Every time i come home complaining about a person who ruined my day at work, mother oh so wise always tells me "you don’t know what other peoples lives are like” She’s right I’ve had an amazing life. I’ve been fortunate enough to be given a mother who puts her kids in front of everything, she has always worked so hard to give us everything we need and some things we want. (No need to get off track here though, ill tell you about how amazing my mom is on a mothers day blog or something fully devoted to her) Anyway Precious had a tough life and it made me realize that I’ve been judging people very harshly. Sorry to say but every time i get someone coming through my line with food stamps; I think that person is just munching off the government and being lazy! which is true a certain percentage of the time, but i’m wrong there is people out there who legitimately need help and i shouldn’t generalize people like that. From now on i will try my hardest to have no thoughts on the food stamp matter while i’m dealing with people, keep my cool and know that not everyone is honest nor can everybody afford to pay for their food.

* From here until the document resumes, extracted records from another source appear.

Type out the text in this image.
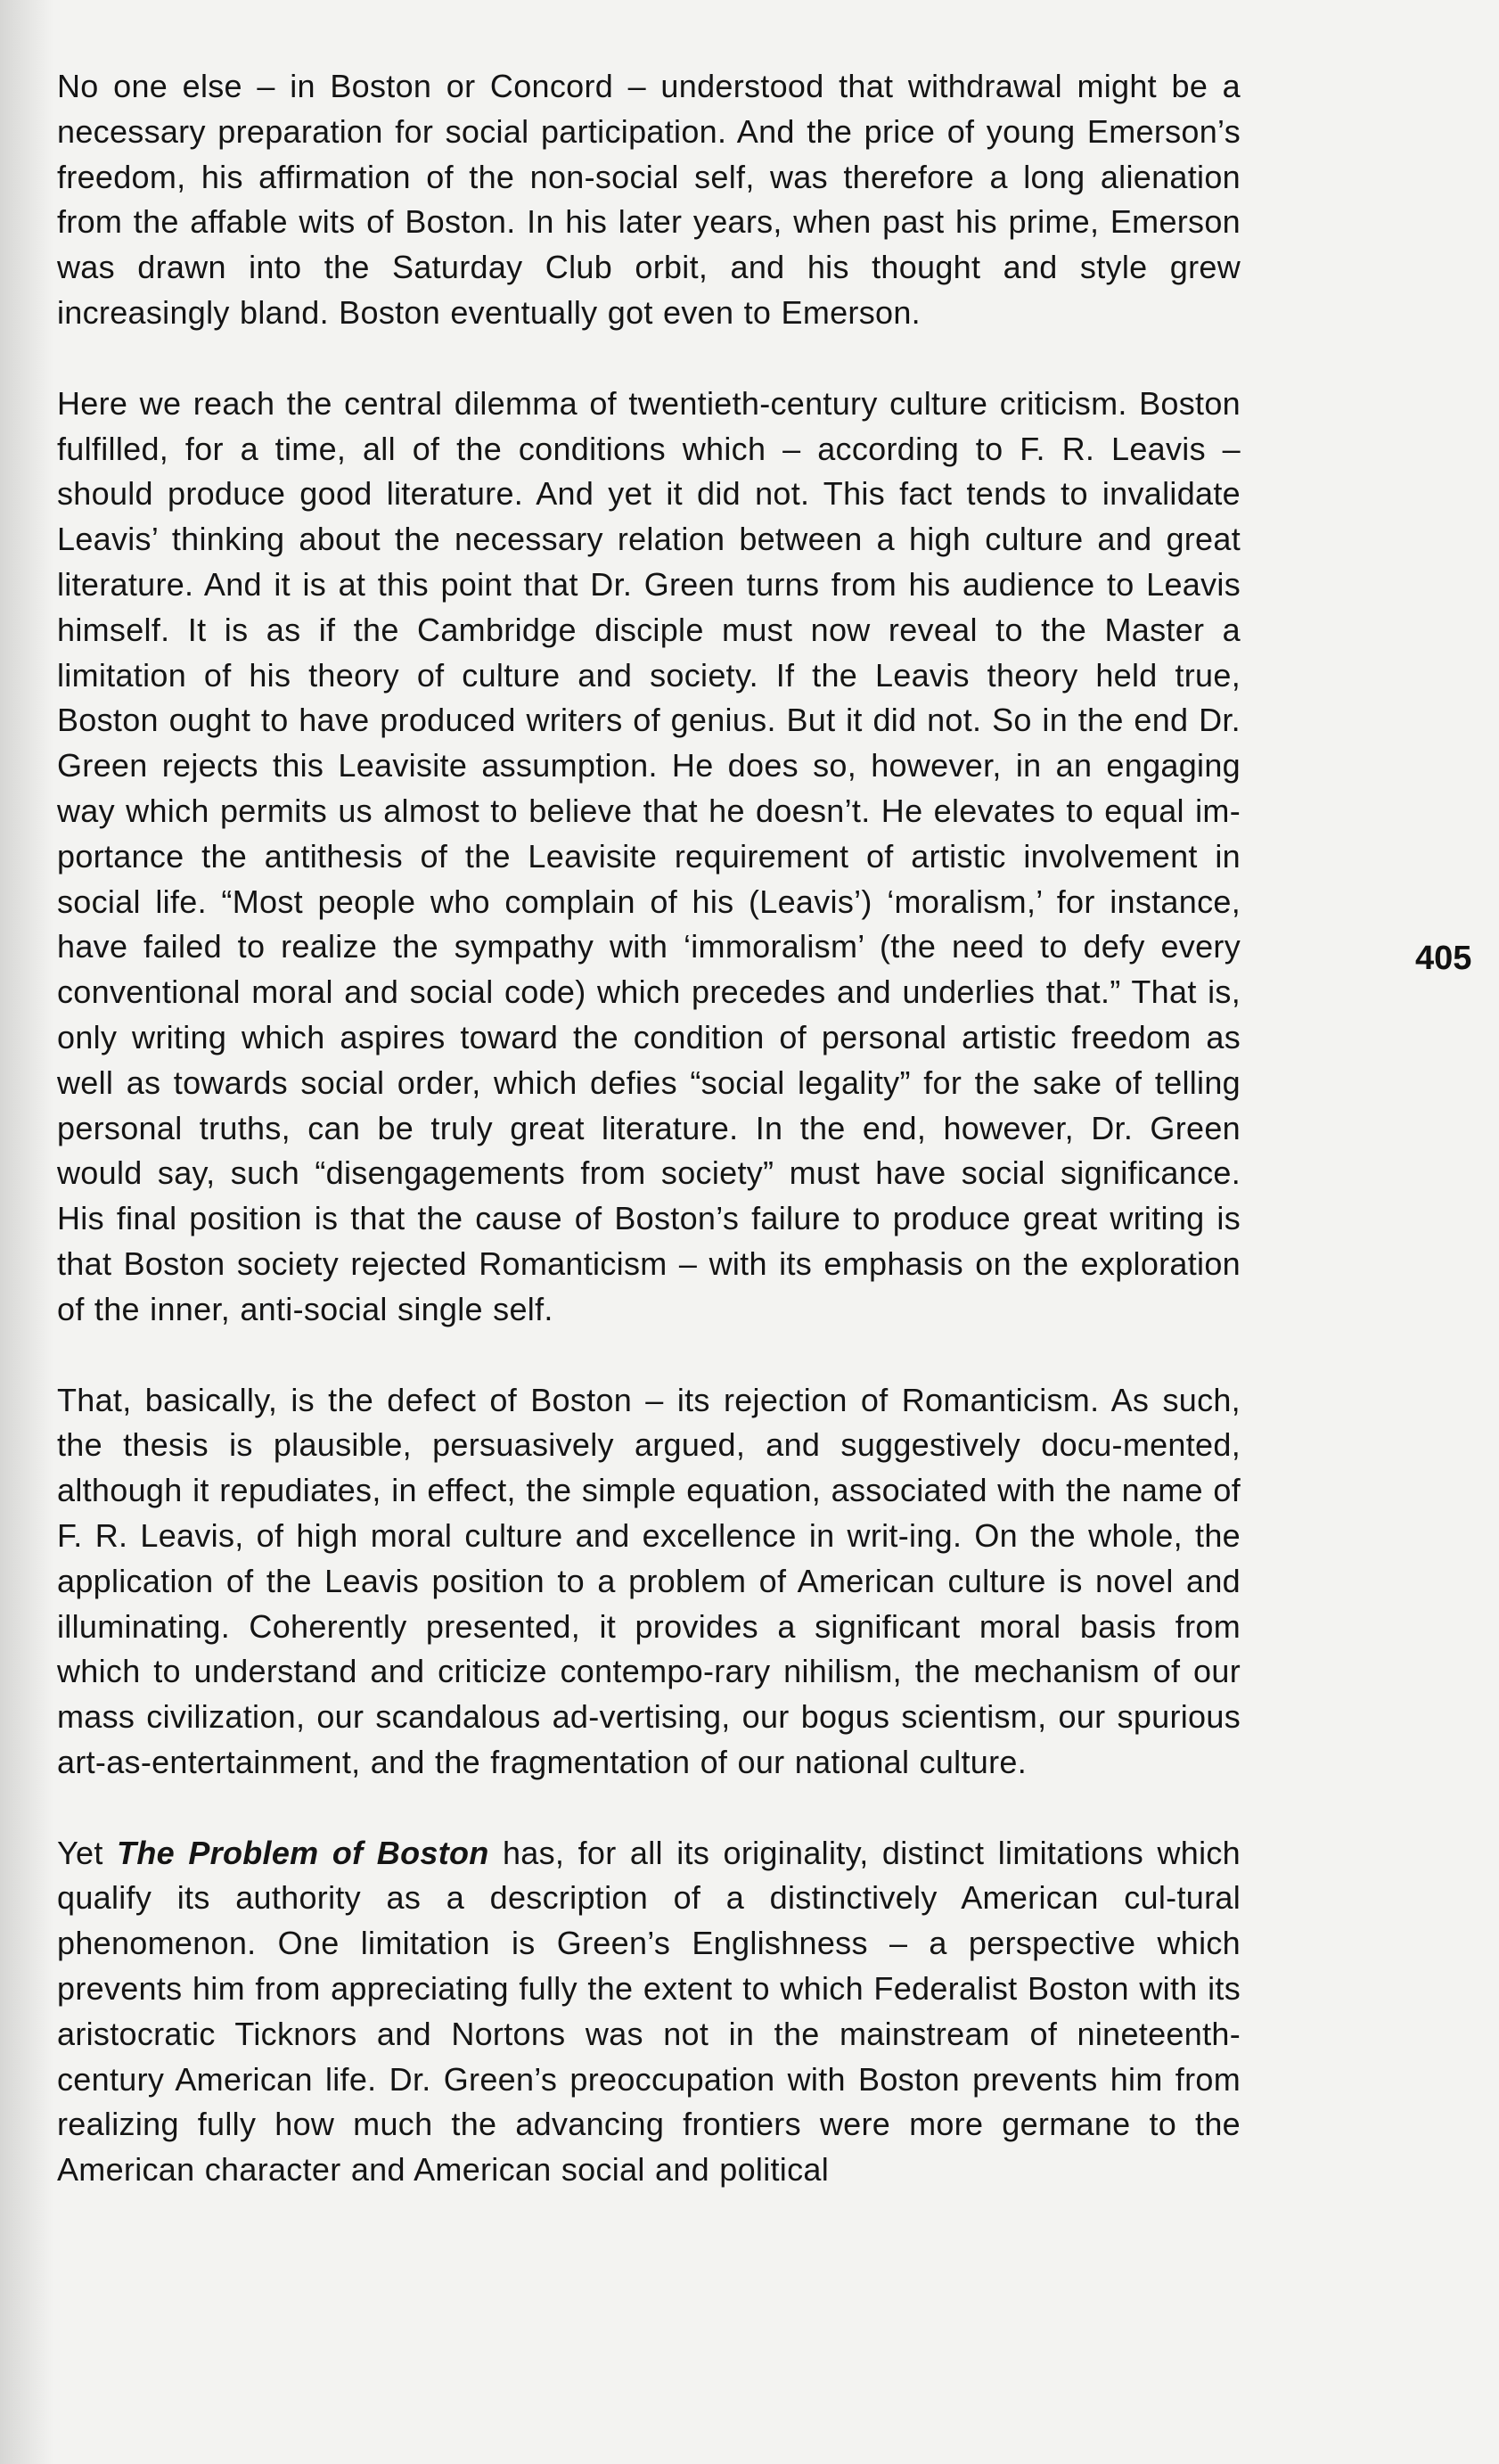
No one else – in Boston or Concord – understood that withdrawal might be a necessary preparation for social participation. And the price of young Emerson’s freedom, his affirmation of the non-social self, was therefore a long alienation from the affable wits of Boston. In his later years, when past his prime, Emerson was drawn into the Saturday Club orbit, and his thought and style grew increasingly bland. Boston eventually got even to Emerson.

Here we reach the central dilemma of twentieth-century culture criticism. Boston fulfilled, for a time, all of the conditions which – according to F. R. Leavis – should produce good literature. And yet it did not. This fact tends to invalidate Leavis’ thinking about the necessary relation between a high culture and great literature. And it is at this point that Dr. Green turns from his audience to Leavis himself. It is as if the Cambridge disciple must now reveal to the Master a limitation of his theory of culture and society. If the Leavis theory held true, Boston ought to have produced writers of genius. But it did not. So in the end Dr. Green rejects this Leavisite assumption. He does so, however, in an engaging way which permits us almost to believe that he doesn’t. He elevates to equal im-portance the antithesis of the Leavisite requirement of artistic involvement in social life. “Most people who complain of his (Leavis’) ‘moralism,’ for instance, have failed to realize the sympathy with ‘immoralism’ (the need to defy every conventional moral and social code) which precedes and underlies that.” That is, only writing which aspires toward the condition of personal artistic freedom as well as towards social order, which defies “social legality” for the sake of telling personal truths, can be truly great literature. In the end, however, Dr. Green would say, such “disengagements from society” must have social significance. His final position is that the cause of Boston’s failure to produce great writing is that Boston society rejected Romanticism – with its emphasis on the exploration of the inner, anti-social single self.

That, basically, is the defect of Boston – its rejection of Romanticism. As such, the thesis is plausible, persuasively argued, and suggestively docu-mented, although it repudiates, in effect, the simple equation, associated with the name of F. R. Leavis, of high moral culture and excellence in writ-ing. On the whole, the application of the Leavis position to a problem of American culture is novel and illuminating. Coherently presented, it provides a significant moral basis from which to understand and criticize contempo-rary nihilism, the mechanism of our mass civilization, our scandalous ad-vertising, our bogus scientism, our spurious art-as-entertainment, and the fragmentation of our national culture.

Yet The Problem of Boston has, for all its originality, distinct limitations which qualify its authority as a description of a distinctively American cul-tural phenomenon. One limitation is Green’s Englishness – a perspective which prevents him from appreciating fully the extent to which Federalist Boston with its aristocratic Ticknors and Nortons was not in the mainstream of nineteenth-century American life. Dr. Green’s preoccupation with Boston prevents him from realizing fully how much the advancing frontiers were more germane to the American character and American social and political

405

How could i forget my favorite part of the movie was when Precious said this quote "The other day, I cried. But you know what? Fuck that day. That's why God, or whoever, makes other days.” Yup i thought i wouldn’t forget this quote since i liked it so much, but then i found myself googling it before posting (shame on me!) 
I wanted to listen to some Ashlee Simpson, but her music sounded good in my head not when i actually listened to one of her songs on youtube dammit -__- So Aly and Aj it is. I need to get my lazy butt and go get my workout and shower.

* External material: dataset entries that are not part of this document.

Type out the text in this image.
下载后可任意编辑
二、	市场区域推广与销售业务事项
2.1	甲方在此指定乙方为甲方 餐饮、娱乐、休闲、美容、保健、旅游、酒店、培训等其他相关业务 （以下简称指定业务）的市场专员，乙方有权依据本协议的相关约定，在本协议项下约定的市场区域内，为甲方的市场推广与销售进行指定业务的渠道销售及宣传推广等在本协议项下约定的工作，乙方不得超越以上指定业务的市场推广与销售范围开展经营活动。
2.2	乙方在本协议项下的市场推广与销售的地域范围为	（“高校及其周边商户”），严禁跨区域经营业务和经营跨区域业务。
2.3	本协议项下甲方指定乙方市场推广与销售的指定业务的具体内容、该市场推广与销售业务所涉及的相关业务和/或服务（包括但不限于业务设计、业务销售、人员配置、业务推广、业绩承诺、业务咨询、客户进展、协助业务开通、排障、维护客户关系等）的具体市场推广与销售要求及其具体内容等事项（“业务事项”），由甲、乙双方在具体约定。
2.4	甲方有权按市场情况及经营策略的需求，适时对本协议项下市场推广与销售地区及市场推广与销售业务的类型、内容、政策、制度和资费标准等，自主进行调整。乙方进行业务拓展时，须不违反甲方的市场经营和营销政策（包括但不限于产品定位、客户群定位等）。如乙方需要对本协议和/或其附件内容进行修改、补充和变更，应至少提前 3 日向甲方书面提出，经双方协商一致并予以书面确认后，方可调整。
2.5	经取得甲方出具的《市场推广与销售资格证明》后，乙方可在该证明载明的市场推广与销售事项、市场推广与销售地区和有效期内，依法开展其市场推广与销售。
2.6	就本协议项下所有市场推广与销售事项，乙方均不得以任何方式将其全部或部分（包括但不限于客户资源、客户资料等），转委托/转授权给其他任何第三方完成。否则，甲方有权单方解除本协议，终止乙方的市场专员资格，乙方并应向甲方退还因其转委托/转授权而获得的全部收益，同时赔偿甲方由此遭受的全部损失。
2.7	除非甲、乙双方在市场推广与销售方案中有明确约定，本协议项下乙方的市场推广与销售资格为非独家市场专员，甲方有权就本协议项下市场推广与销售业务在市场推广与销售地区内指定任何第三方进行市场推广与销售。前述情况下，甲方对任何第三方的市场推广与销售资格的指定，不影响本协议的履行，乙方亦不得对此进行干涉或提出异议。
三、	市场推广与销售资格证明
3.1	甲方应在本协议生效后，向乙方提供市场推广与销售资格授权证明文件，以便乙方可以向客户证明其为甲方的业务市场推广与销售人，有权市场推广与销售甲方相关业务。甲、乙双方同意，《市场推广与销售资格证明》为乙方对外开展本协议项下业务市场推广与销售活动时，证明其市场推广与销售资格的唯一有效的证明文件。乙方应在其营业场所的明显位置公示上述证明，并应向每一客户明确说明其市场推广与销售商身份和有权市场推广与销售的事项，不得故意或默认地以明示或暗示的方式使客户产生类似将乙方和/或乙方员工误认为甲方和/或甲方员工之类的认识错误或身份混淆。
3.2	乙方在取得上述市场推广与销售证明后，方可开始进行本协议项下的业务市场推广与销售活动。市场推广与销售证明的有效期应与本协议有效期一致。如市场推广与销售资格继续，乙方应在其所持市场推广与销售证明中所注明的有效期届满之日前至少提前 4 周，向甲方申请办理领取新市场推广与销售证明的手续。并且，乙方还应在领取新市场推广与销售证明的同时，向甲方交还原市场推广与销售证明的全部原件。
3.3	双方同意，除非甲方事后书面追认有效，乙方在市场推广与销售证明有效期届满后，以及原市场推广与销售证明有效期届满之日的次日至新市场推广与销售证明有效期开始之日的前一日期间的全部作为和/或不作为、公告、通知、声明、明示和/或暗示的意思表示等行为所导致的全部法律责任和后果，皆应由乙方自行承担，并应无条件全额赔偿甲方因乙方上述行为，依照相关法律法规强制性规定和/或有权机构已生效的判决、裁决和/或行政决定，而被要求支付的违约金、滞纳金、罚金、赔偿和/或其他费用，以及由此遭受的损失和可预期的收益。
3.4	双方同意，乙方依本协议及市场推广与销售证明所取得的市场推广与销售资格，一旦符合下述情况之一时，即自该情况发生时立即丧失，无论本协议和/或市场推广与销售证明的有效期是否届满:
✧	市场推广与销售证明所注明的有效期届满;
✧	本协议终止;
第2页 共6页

About yesterday, uhh it was a long day work 8 to 4. Payday so i had to go to the bank and deposit then it was police explorer time, met some kids that weren’t there at the last explorer meeting. Met another cop he asked me a bunch of questions then warned about my street (no kidding 8 burglaries within a couple of months) He said it was just a bunch of teens (WTF!?) I have to hide all my shit (actually just my laptop) before i leave the house cause i’m scared someone will break in and take it. Now i find myself still being paranoid every time i hear my dog bark, i cant wait until we get this alarm system installed. I really don’t like giving out personal information i’m so paranoid now a days, the cop asked me about my mom and what she did i lied, i don’t need to be telling people my family’s business. He did ask if she was single and i said yes, then he asked if she was hot? uh idk i don’t like judging people, beauty is in the eye of the beholder, so don’t ask me! He said he was kidding in the end (Yeah right there’s truth behind 99% of the just kiddings at least a lil bit of truth) I have been thinking about hooking her up with him, I wanna see my mom happy. She’s been heartbroken for like a year now, ugh it pains me to see her sad. Like for some odd reason i feel like teens are the only ones who experience this breakup depression, expectations and hopes kind of crap but noooo adults are just like teens, they just look older and have a LOT more responsibilities to take are of. Really all i want is everybody to be happy is that too much to ask :/ ? (Don’t answer that!)




Update :
This kid from police explorers textes me and asks “so whats your boyfriend like?”
Then i reply “Oh he’s amazing,sweet,good looking, physically fit, honest and all of that good stuff a girl asks for. Oh and most importantly he doesn’t exist lol”
Yeah gotta love clever responses. Until you have to explain why you don’t have a boyfriend, as if it was a shocker: then its just plain sad.
Update #2:
If only Mike knew how much his texts make me smile, like really they make my day!
...Just tell me anything babe. I miss you, most of all. Aw you really know how to put a smile on my face.  I hate allowing myself to feel this way, I’m going to end up getting hurt eventually. I really shouldn’t be so negative but its the truth.